Tampa Neurology Associates, South Tampa Multiple Sclerosis Center, Tampa, FL 33609, USA.
J Med Econ. 2013 Jul;16(7):859-65. doi: 10.3111/13696998.2013.802239. Epub 2013 May 20.
The study to Evaluate Patient OutComes, Safety, and Tolerability of Fingolimod (EPOC; NCT01216072) aimed to test the hypothesis that therapy change to oral Gilenya (Novartis AG, Stein, Switzerland) (fingolimod) improves patient-reported outcomes compared with standard-of-care disease-modifying therapy (DMT) in patients with relapsing multiple sclerosis; safety and tolerability were also assessed. This communication describes the study rationale and design.

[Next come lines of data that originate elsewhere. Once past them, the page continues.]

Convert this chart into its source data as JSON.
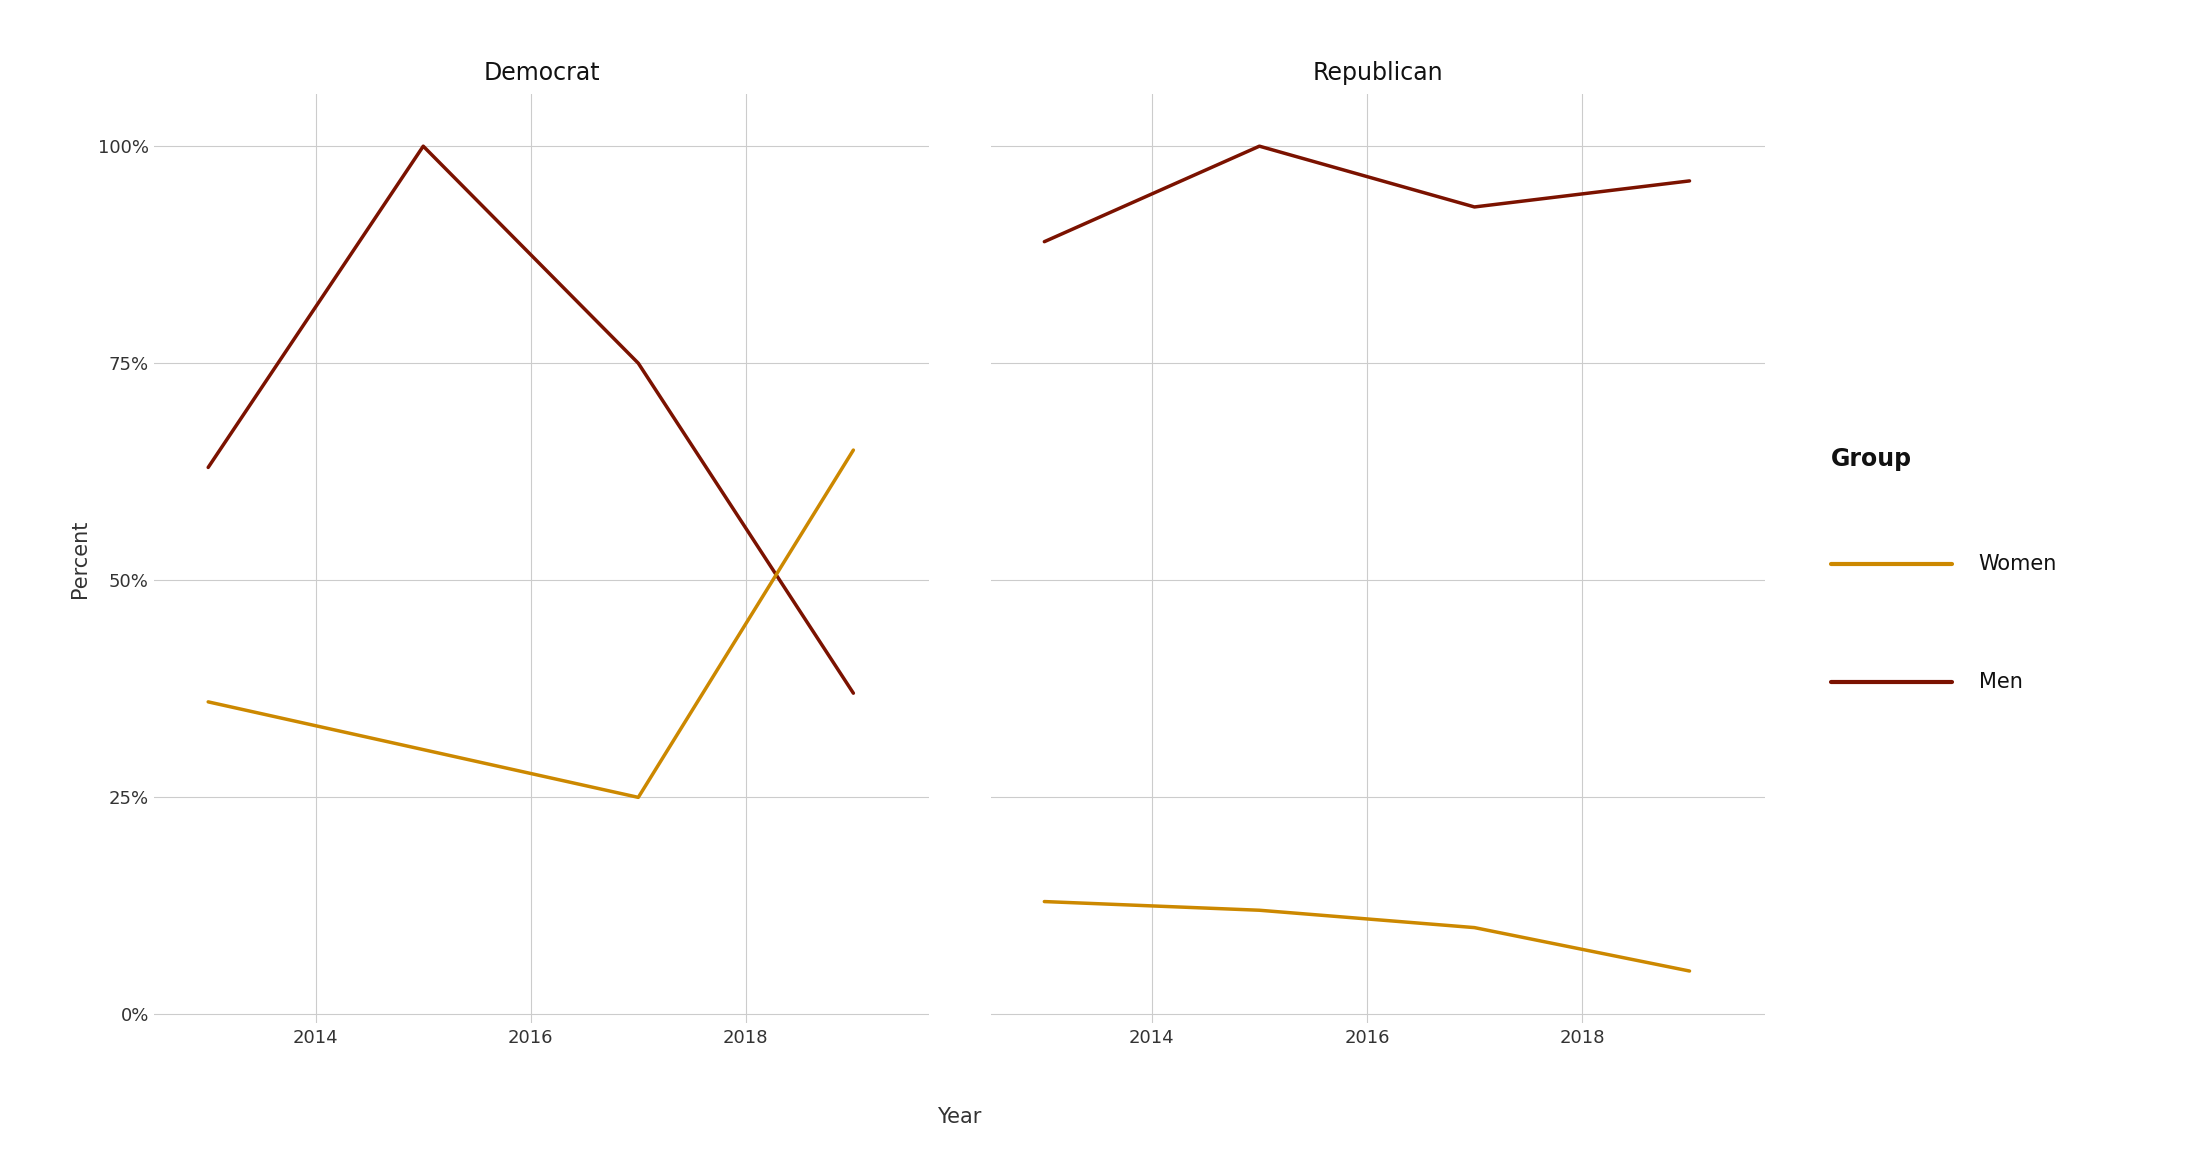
{
  "panels": [
    "Democrat",
    "Republican"
  ],
  "democrat": {
    "men": {
      "x": [
        2013,
        2015,
        2017,
        2019
      ],
      "y": [
        0.63,
        1.0,
        0.75,
        0.37
      ]
    },
    "women": {
      "x": [
        2013,
        2017,
        2019
      ],
      "y": [
        0.36,
        0.25,
        0.65
      ]
    }
  },
  "republican": {
    "men": {
      "x": [
        2013,
        2015,
        2017,
        2019
      ],
      "y": [
        0.89,
        1.0,
        0.93,
        0.96
      ]
    },
    "women": {
      "x": [
        2013,
        2015,
        2017,
        2019
      ],
      "y": [
        0.13,
        0.12,
        0.1,
        0.05
      ]
    }
  },
  "color_women": "#CC8800",
  "color_men": "#7B1200",
  "linewidth": 2.5,
  "ylabel": "Percent",
  "xlabel": "Year",
  "title_fontsize": 17,
  "label_fontsize": 15,
  "tick_fontsize": 13,
  "legend_title": "Group",
  "legend_title_fontsize": 17,
  "legend_text_fontsize": 15,
  "background_color": "#FFFFFF",
  "grid_color": "#CCCCCC",
  "yticks": [
    0.0,
    0.25,
    0.5,
    0.75,
    1.0
  ],
  "ytick_labels": [
    "0%",
    "25%",
    "50%",
    "75%",
    "100%"
  ],
  "xticks": [
    2014,
    2016,
    2018
  ],
  "xlim": [
    2012.5,
    2019.7
  ],
  "ylim": [
    -0.01,
    1.06
  ]
}
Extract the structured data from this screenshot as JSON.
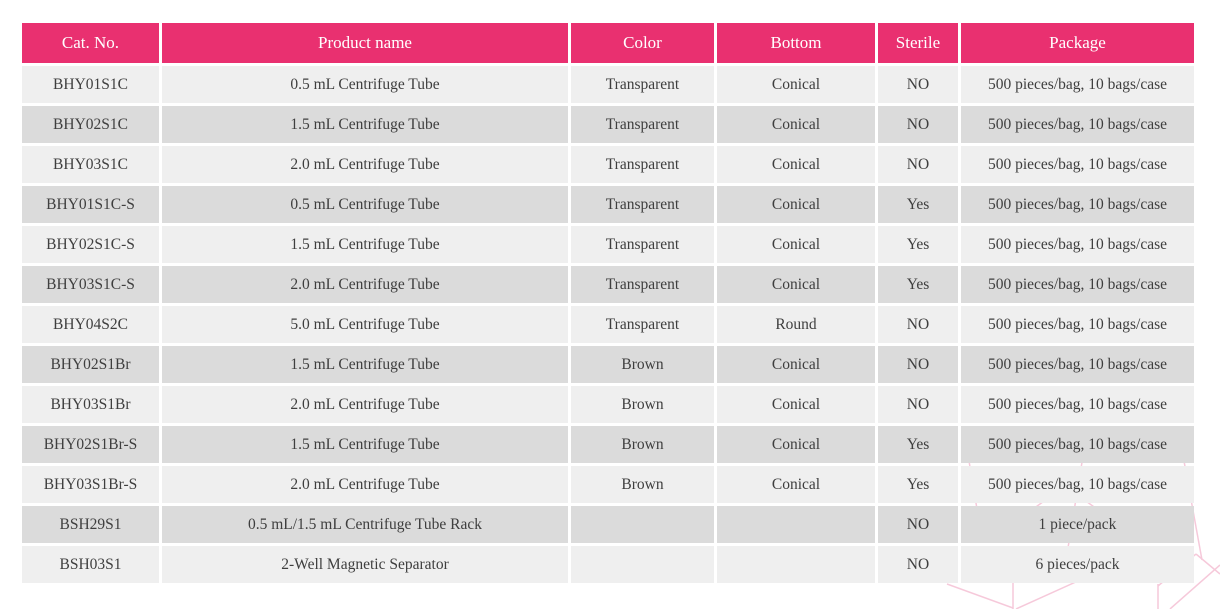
{
  "table": {
    "columns": [
      {
        "key": "cat_no",
        "label": "Cat. No."
      },
      {
        "key": "product_name",
        "label": "Product name"
      },
      {
        "key": "color",
        "label": "Color"
      },
      {
        "key": "bottom",
        "label": "Bottom"
      },
      {
        "key": "sterile",
        "label": "Sterile"
      },
      {
        "key": "package",
        "label": "Package"
      }
    ],
    "rows": [
      {
        "cat_no": "BHY01S1C",
        "product_name": "0.5 mL Centrifuge Tube",
        "color": "Transparent",
        "bottom": "Conical",
        "sterile": "NO",
        "package": "500 pieces/bag, 10 bags/case"
      },
      {
        "cat_no": "BHY02S1C",
        "product_name": "1.5 mL Centrifuge Tube",
        "color": "Transparent",
        "bottom": "Conical",
        "sterile": "NO",
        "package": "500 pieces/bag, 10 bags/case"
      },
      {
        "cat_no": "BHY03S1C",
        "product_name": "2.0 mL Centrifuge Tube",
        "color": "Transparent",
        "bottom": "Conical",
        "sterile": "NO",
        "package": "500 pieces/bag, 10 bags/case"
      },
      {
        "cat_no": "BHY01S1C-S",
        "product_name": "0.5 mL Centrifuge Tube",
        "color": "Transparent",
        "bottom": "Conical",
        "sterile": "Yes",
        "package": "500 pieces/bag, 10 bags/case"
      },
      {
        "cat_no": "BHY02S1C-S",
        "product_name": "1.5 mL Centrifuge Tube",
        "color": "Transparent",
        "bottom": "Conical",
        "sterile": "Yes",
        "package": "500 pieces/bag, 10 bags/case"
      },
      {
        "cat_no": "BHY03S1C-S",
        "product_name": "2.0 mL Centrifuge Tube",
        "color": "Transparent",
        "bottom": "Conical",
        "sterile": "Yes",
        "package": "500 pieces/bag, 10 bags/case"
      },
      {
        "cat_no": "BHY04S2C",
        "product_name": "5.0 mL Centrifuge Tube",
        "color": "Transparent",
        "bottom": "Round",
        "sterile": "NO",
        "package": "500 pieces/bag, 10 bags/case"
      },
      {
        "cat_no": "BHY02S1Br",
        "product_name": "1.5 mL Centrifuge Tube",
        "color": "Brown",
        "bottom": "Conical",
        "sterile": "NO",
        "package": "500 pieces/bag, 10 bags/case"
      },
      {
        "cat_no": "BHY03S1Br",
        "product_name": "2.0 mL Centrifuge Tube",
        "color": "Brown",
        "bottom": "Conical",
        "sterile": "NO",
        "package": "500 pieces/bag, 10 bags/case"
      },
      {
        "cat_no": "BHY02S1Br-S",
        "product_name": "1.5 mL Centrifuge Tube",
        "color": "Brown",
        "bottom": "Conical",
        "sterile": "Yes",
        "package": "500 pieces/bag, 10 bags/case"
      },
      {
        "cat_no": "BHY03S1Br-S",
        "product_name": "2.0 mL Centrifuge Tube",
        "color": "Brown",
        "bottom": "Conical",
        "sterile": "Yes",
        "package": "500 pieces/bag, 10 bags/case"
      },
      {
        "cat_no": "BSH29S1",
        "product_name": "0.5 mL/1.5 mL Centrifuge Tube Rack",
        "color": "",
        "bottom": "",
        "sterile": "NO",
        "package": "1 piece/pack"
      },
      {
        "cat_no": "BSH03S1",
        "product_name": "2-Well Magnetic Separator",
        "color": "",
        "bottom": "",
        "sterile": "NO",
        "package": "6 pieces/pack"
      }
    ]
  },
  "colors": {
    "header_bg": "#e93070",
    "header_text": "#ffffff",
    "row_light": "#efefef",
    "row_dark": "#dbdbdb",
    "cell_text": "#3e3e3e",
    "watermark_line": "#f6c7d9"
  }
}
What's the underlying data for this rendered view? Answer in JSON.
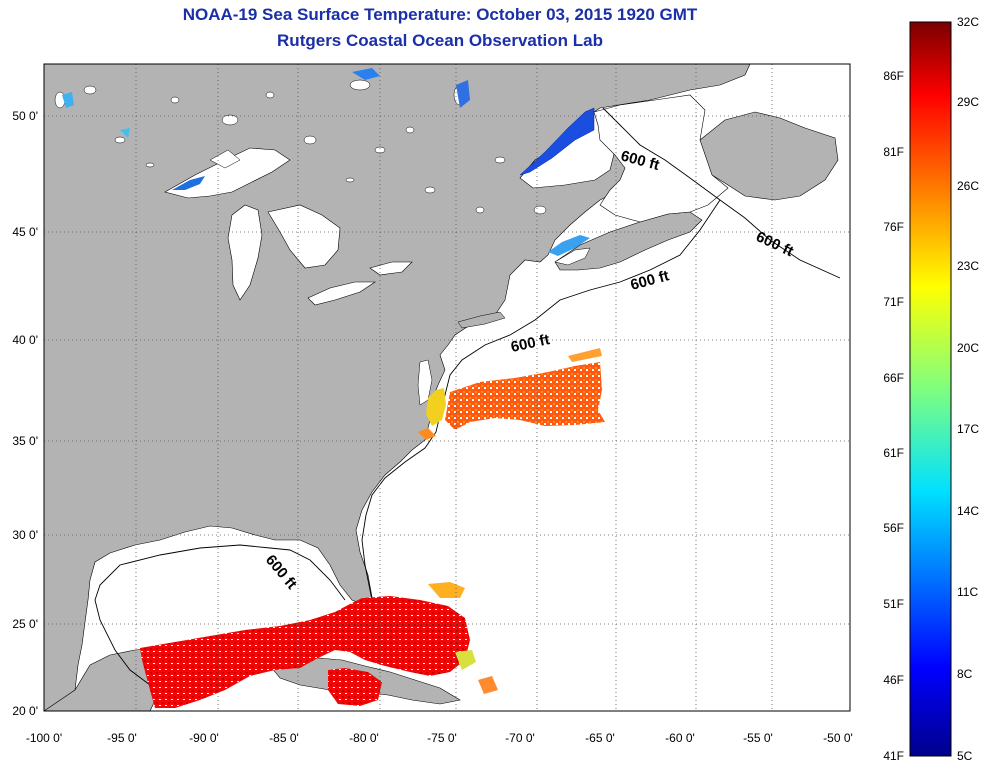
{
  "header": {
    "title": "NOAA-19 Sea Surface Temperature:  October 03, 2015 1920 GMT",
    "subtitle": "Rutgers Coastal Ocean Observation Lab"
  },
  "map": {
    "lon_ticks": [
      "-100 0'",
      "-95 0'",
      "-90 0'",
      "-85 0'",
      "-80 0'",
      "-75 0'",
      "-70 0'",
      "-65 0'",
      "-60 0'",
      "-55 0'",
      "-50 0'"
    ],
    "lat_ticks": [
      "50 0'",
      "45 0'",
      "40 0'",
      "35 0'",
      "30 0'",
      "25 0'",
      "20 0'"
    ],
    "contour_labels": [
      "600 ft",
      "600 ft",
      "600 ft",
      "600 ft",
      "600 ft"
    ],
    "grid": "dotted",
    "colors": {
      "land": "#b3b3b3",
      "water": "#ffffff",
      "grid": "#555555"
    }
  },
  "colorbar": {
    "f_labels": [
      "86F",
      "81F",
      "76F",
      "71F",
      "66F",
      "61F",
      "56F",
      "51F",
      "46F",
      "41F"
    ],
    "c_labels": [
      "32C",
      "29C",
      "26C",
      "23C",
      "20C",
      "17C",
      "14C",
      "11C",
      "8C",
      "5C"
    ],
    "colors": [
      "#800000",
      "#ff0000",
      "#ff8000",
      "#ffff00",
      "#80ff80",
      "#00ffff",
      "#0080ff",
      "#0000ff",
      "#000080"
    ]
  }
}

EPOC is a phase 4, open-label, multi-center study conducted in the US and Canada of patients with relapsing forms of multiple sclerosis who are candidates for therapy change. Therapy change eligibility was determined by the treating physician (US patients) or required an inadequate response to or poor tolerance for at least 1 MS therapy (Canadian patients). Patients were randomly assigned in a 3:1 ratio to 6 months of treatment with once-daily oral fingolimod 0.5 mg or standard-of-care DMTs. The primary study end-point was the change from baseline in treatment satisfaction as determined by the global satisfaction sub-scale of the Treatment Satisfaction Questionnaire for Medication. Secondary end-points included changes from baseline in perceived effectiveness and side-effects, and measures of activities of daily living, fatigue, depression, and quality-of-life. A 3-month open-label fingolimod extension was available for patients randomly assigned to the DMT group who successfully completed all study visits.
Enrollment has been completed with 1053 patients; the patient population is generally older and has a longer duration of disease compared with populations from phase 3 studies of fingolimod.
Inclusion criteria selected for patients with a sub-optimal experience with a previous DMT, limiting the collection of data on therapy change in patients who were satisfied with their previous DMT.
Results of the EPOC study are anticipated in early 2013 and will inform treatment selection by providing patient-centered data on therapy switch to fingolimod or standard-of-care DMTs.
ClinicalTrials.gov NCT01216072.
评估芬戈莫德(EPOC;NCT01216072)的患者结局、安全性和耐受性的研究旨在检验以下假设:与标准治疗疾病修正疗法(DMT)相比,改变为口服加利仑雅(诺华公司,瑞士施泰因)(芬戈莫德)可改善复发型多发性硬化症患者的报告结局;还评估了安全性和耐受性。本通讯介绍了研究的原理和设计。
EPOC 是在美国和加拿大进行的一项 4 期、开放标签、多中心研究,纳入适合改变治疗方案的复发型多发性硬化症患者。改变治疗方案的资格由主治医生(美国患者)确定,或至少有 1 种 MS 治疗药物疗效欠佳或耐受性差(加拿大患者)。患者按 3:1 的比例随机分配,接受为期 6 个月的每日一次口服芬戈莫德 0.5mg 或标准治疗 DMT。主要研究终点是治疗满意度的变化,通过用药治疗满意度问卷的总体满意度子量表确定。次要终点包括从基线开始感知有效性和副作用的变化,以及日常生活活动、疲劳、抑郁和生活质量的测量。成功完成所有研究访视的随机分配至 DMT 组的患者可接受为期 3 个月的开放性芬戈莫德扩展治疗。
已完成 1053 例患者的入组;与芬戈莫德 3 期研究人群相比,患者人群通常年龄更大,疾病持续时间更长。
纳入标准选择了之前 DMT 治疗效果不佳的患者,限制了对以前 DMT 治疗满意的患者的治疗改变数据的收集。
EPOC 研究的结果预计在 2013 年初公布,将提供以患者为中心的数据,以告知对芬戈莫德或标准治疗 DMT 的治疗选择。
ClinicalTrials.gov NCT01216072。